Adil Kaya, Osman Okkan, Markus König

Türkiye sinemasının emektar oyuncularından Nur Sürer‘e Onur Ödülü‘nü İsviçreli Sinema ve Tiyatro Yönetmeni Xavier Koller takdim etti. 40 yılı aşan oyunculuk yaşamında çok sayıda ödüle hak kazanan, defalarca “en iyi kadın oyuncu“ seçilen ve son olarak bu festival programında yer alan “Mukadderat“ filmindeki rolüyle geçtiğimiz yıl Antalya’da “Altın Portakal“ı alan Nur Sürer, Xavier Koller’e 1990 yılında “Yabancı Dilde En İyi Film“ dalında Oskar Ödülü kazandıran “Umuda Yolculuk“ filminin de başrol oyuncusuydu. Hem “Mukadderat“, hem de “Umuda Yolculuk“ festivalde gösterilecek filmler arasında yer alıyor. Sürer’in ödül konuşmasını da ünlü Sinema Oyuncusu ve Yönetmeni, Yazar Ercan Kesal yaptı. Festivalde Kesal’in Türk tiyatrosunun geçtiğimiz yıl yitirdiğimiz büyük oyuncusu Genco Erkal’le kültür, sanat ve edebiyat sohbetini içeren, Ayten Akyıldız’ın yönettiği “Biz Tiyatroyla Devrim Yapabileceğimize İnanıyorduk“ filmi de gösterilecek.

Araştırmacı Gazeteci – Radyo Televizyon Redaktörü ve Belgesel Film Yönetmeni-Yapımcısı Osman Okkan‘a da Onur Ödülü’nü Nürnberg Büyükşehir Belediye Başkanı Markus König takdim etti. Okkan’ın ödül konuşmasını da Almanya’da araştırmacı gazeteciliğin büyük ismi Günther Wallraff yaptı. Tanışıklıkları çok eski yıllara dayanan Okkan ve Wallraff, şimdiye kadar çok sayıda gazetecilik ve insan hakları projesinde birlikte yer aldılar. Bunların başında Wallraff’ın 1985 yılında yayınlanan “En Alttakiler” kitabı ve aynı adla hazırlanan belgesel filmi içeren proje yer alıyor. Okkan, Almanya’daki Türkiye kökenli işçilerin yaşadığı ayrımcılığı, ırkçılığı, çalıştıkları yerlerdeki hak ihlallerini ortaya çıkaran, en geniş kesimlerin bütün bunlardan haberdar olmasını sağlayan bu proje kapsamında söyleşileri üstlenmiş, kısa zamanda “en çok satanlar” listesinin başına yerleşen kitabın Türkçe çevrisini yapmıştı. Festivalde Okkan’ın eşi ve çalışma arkadaşı Simone Sitte’yle yaptığı belgesel filmlerden “Barış İçin Sürülenler” (2003) ve “Hrant Dink Cinayeti Dosyası” (2009) de gösterilecek. Festival programında ayrıca “Türkiye nereye gidiyor?” başlıklı bir de ”Can Dündar – Osman Okkan söyleşisi yer alıyor.

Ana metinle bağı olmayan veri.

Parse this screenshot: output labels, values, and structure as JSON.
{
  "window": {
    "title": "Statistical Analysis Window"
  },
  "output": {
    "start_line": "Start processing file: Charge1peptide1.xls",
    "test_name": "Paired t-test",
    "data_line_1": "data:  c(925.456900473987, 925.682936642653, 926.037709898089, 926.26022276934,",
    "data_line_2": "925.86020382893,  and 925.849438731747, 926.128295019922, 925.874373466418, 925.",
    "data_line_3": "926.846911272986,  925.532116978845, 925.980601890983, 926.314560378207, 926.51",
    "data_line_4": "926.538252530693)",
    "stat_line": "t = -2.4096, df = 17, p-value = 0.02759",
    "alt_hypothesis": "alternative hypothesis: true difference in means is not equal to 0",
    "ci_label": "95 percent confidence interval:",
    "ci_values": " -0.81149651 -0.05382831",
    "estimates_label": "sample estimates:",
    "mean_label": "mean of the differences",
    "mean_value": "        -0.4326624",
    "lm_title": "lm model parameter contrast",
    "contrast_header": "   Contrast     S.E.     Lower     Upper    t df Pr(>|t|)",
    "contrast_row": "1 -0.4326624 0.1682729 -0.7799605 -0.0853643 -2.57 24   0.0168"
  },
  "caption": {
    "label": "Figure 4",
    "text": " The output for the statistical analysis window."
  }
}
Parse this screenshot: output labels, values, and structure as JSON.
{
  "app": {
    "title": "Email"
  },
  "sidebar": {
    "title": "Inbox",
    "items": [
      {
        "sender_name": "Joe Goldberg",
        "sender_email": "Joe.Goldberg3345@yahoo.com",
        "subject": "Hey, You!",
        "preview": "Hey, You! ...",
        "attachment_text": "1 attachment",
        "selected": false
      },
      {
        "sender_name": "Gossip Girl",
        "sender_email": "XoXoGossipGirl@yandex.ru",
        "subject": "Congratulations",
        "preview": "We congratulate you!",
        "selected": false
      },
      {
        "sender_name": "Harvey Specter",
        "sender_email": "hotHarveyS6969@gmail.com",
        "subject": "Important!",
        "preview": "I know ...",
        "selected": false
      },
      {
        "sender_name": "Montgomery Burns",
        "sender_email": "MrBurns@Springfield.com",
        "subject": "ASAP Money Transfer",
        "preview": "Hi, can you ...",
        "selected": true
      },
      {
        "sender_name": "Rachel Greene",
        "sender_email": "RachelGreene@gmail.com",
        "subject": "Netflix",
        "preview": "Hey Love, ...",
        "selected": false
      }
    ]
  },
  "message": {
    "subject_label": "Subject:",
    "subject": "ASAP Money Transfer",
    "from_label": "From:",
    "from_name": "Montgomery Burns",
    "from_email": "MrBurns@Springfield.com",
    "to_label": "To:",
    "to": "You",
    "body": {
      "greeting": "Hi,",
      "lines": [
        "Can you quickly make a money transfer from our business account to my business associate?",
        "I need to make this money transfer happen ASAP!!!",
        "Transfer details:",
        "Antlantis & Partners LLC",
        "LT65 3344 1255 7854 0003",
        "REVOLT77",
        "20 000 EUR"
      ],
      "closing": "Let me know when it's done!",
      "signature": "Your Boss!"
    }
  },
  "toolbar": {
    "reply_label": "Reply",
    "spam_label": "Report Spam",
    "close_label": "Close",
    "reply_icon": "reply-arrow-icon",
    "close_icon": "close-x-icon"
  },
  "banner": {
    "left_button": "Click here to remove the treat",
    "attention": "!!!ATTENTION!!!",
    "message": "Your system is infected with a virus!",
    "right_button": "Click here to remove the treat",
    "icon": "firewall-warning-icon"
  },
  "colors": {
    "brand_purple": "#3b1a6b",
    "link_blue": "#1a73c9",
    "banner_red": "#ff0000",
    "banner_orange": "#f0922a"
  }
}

Nürnberg Belediye Başkanı Markus König (solda) ve festival yönetmeni Ayten Akyıldız (sağda) konuklarıyla birlikte

Festivalde 20’si ilk kez seyirci karşısına çıkacak olan toplam 34 uzun, kısa ve belgesel film gösterilecek. Festivalin yarışma bölümü en iyi film, kadın ve erkek oyuncu, yönetmen, kısa film kategorilerinin yanısıra, bir de Gazeteci- Yazar, Senarist ve TRT Televizyonunun Kurucusu Mahmut Tali Öngören adına verilen bir de insan hakları ve demokrasi ödülü içeriyor. Festival programında uzun yıllardan sonra bir de tiyatro oyunu yer alıyor. Türkiye’de sinema ve tiyatronun en iyi kadın oyuncularından Nazan Kesal, İran’ın büyük kadın şairlerinden Füruh Ferruhzad’ı canlandırdığı tek kişilik oyunu “Yaralarım Aşktandır”la Nürnberg’de sahneye çıkacak.